白狐儿脸走出几步,站在他身前:“虽然我赶到了,但是别想着我们都能活下去,你也知道,救你比杀他难太多。”

徐凤年自嘲道:“你只管放开手脚,我这趟宰了洪敬岩,如果你再杀掉拓跋菩萨,哪怕我死了,那么这笔买卖就算亏,也没亏到姥姥家,能够接受。”

白狐儿脸双手手心抵在腰间长短两柄刀的刀柄上。

徐凤年对于这对佩刀一点都不陌生,相反实在是再熟悉不过了。记得第二次游历江湖,白狐儿脸就借了绣冬给他。在那更早之前,徐凤年第一次游历返回北凉,那趟狗刨江湖,始终遗憾没能遇上一位真正的绝顶高手,临了临了才被他撞上那位白狐儿脸,这才让当年世子殿下觉得那趟游历的收尾不差——三年艰辛颠沛流离,到底给他遇上一位世外高人了。徐凤年记忆犹新,之后那年清凉山听潮湖大雪,白狐儿脸飞掠出阁,绣冬、春雷出鞘,大雪里,真是好看极了。刀法好看,人更好看。大概也正是那个时候,世子殿下开始有了正儿八经练刀的想法,开始憧憬自己将来有一天,能有白狐儿脸的风采,一半也好。

虽未交手,但拓跋菩萨好似看穿白狐儿脸双手刀的底细,原本不愿言语纠缠的北莽军神破天荒笑道:“你不是我的对手,你当真为了北凉王死在这里?”

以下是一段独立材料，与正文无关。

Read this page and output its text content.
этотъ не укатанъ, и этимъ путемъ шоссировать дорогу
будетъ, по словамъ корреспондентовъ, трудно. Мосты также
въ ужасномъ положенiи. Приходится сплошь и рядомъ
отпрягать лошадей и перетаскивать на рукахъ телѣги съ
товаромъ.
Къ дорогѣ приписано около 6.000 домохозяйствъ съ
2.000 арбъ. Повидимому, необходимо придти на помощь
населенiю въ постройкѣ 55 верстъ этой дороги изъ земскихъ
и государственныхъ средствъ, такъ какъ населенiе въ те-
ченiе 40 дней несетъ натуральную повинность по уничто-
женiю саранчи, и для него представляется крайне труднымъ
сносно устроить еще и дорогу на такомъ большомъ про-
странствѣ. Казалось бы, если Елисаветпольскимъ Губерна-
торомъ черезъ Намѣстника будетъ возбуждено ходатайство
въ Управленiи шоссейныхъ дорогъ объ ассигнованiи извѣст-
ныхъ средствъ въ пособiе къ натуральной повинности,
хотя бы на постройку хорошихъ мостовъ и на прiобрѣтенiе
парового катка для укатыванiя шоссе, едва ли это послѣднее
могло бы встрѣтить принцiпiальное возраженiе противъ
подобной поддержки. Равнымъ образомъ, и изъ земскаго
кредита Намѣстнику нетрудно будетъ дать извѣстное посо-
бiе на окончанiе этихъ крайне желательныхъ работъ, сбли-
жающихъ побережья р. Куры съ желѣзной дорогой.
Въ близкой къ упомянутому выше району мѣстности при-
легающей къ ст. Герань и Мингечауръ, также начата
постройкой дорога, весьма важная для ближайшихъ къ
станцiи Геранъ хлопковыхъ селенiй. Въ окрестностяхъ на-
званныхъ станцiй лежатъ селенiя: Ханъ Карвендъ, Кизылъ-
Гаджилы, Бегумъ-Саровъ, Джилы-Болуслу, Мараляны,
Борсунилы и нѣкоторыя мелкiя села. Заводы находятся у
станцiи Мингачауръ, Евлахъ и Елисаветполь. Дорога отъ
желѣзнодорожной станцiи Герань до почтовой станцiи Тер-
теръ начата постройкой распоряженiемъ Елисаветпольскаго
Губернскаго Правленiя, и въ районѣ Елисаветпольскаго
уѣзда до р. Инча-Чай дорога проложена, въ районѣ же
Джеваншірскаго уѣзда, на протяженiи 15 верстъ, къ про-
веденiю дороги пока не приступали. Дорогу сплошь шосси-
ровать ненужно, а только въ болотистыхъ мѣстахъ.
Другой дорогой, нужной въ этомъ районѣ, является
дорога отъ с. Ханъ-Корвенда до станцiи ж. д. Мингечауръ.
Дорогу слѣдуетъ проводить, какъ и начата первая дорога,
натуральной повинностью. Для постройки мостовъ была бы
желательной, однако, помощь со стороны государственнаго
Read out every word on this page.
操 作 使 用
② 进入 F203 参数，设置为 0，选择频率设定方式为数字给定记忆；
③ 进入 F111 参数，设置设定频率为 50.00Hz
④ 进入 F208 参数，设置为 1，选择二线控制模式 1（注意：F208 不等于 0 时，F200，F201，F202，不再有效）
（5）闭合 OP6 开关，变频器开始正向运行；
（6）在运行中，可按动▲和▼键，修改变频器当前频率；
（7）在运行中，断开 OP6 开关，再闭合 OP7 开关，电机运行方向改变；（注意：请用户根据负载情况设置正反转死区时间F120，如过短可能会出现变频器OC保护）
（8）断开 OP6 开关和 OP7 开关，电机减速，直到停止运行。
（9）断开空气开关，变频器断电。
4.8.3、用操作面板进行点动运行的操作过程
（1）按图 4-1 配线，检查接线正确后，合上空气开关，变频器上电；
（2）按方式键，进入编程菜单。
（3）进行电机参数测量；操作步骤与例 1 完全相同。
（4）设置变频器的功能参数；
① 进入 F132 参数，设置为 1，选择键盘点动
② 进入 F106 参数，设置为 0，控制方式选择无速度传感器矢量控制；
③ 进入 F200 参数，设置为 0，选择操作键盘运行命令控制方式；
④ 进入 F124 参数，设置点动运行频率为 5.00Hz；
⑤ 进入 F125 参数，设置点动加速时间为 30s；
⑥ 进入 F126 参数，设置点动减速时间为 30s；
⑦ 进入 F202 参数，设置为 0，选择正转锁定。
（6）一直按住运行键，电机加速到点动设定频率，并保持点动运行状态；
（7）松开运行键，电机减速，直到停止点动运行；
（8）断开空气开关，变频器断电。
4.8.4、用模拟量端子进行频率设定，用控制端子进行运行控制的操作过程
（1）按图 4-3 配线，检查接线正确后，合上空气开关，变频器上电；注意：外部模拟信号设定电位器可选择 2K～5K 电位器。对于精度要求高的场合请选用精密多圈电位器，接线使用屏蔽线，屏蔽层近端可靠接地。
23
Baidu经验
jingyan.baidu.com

拓跋菩萨见“他”一言不发,也不恼火,伸出双掌摊放在胸口,低头望去,言语中有些落寞:“以后未必有机会亲手斩杀你们这些中原宗师了,王仙芝、曹长卿皆已身死,真是可惜。”

徐凤年忍住笑意,瞥了眼拓跋菩萨,用地道纯正的南朝官腔说道:“我身前这位根本听不懂北莽言语,你就别自作多情了。能动手就别叨叨,难道真要等到呼延大观赶到这里?”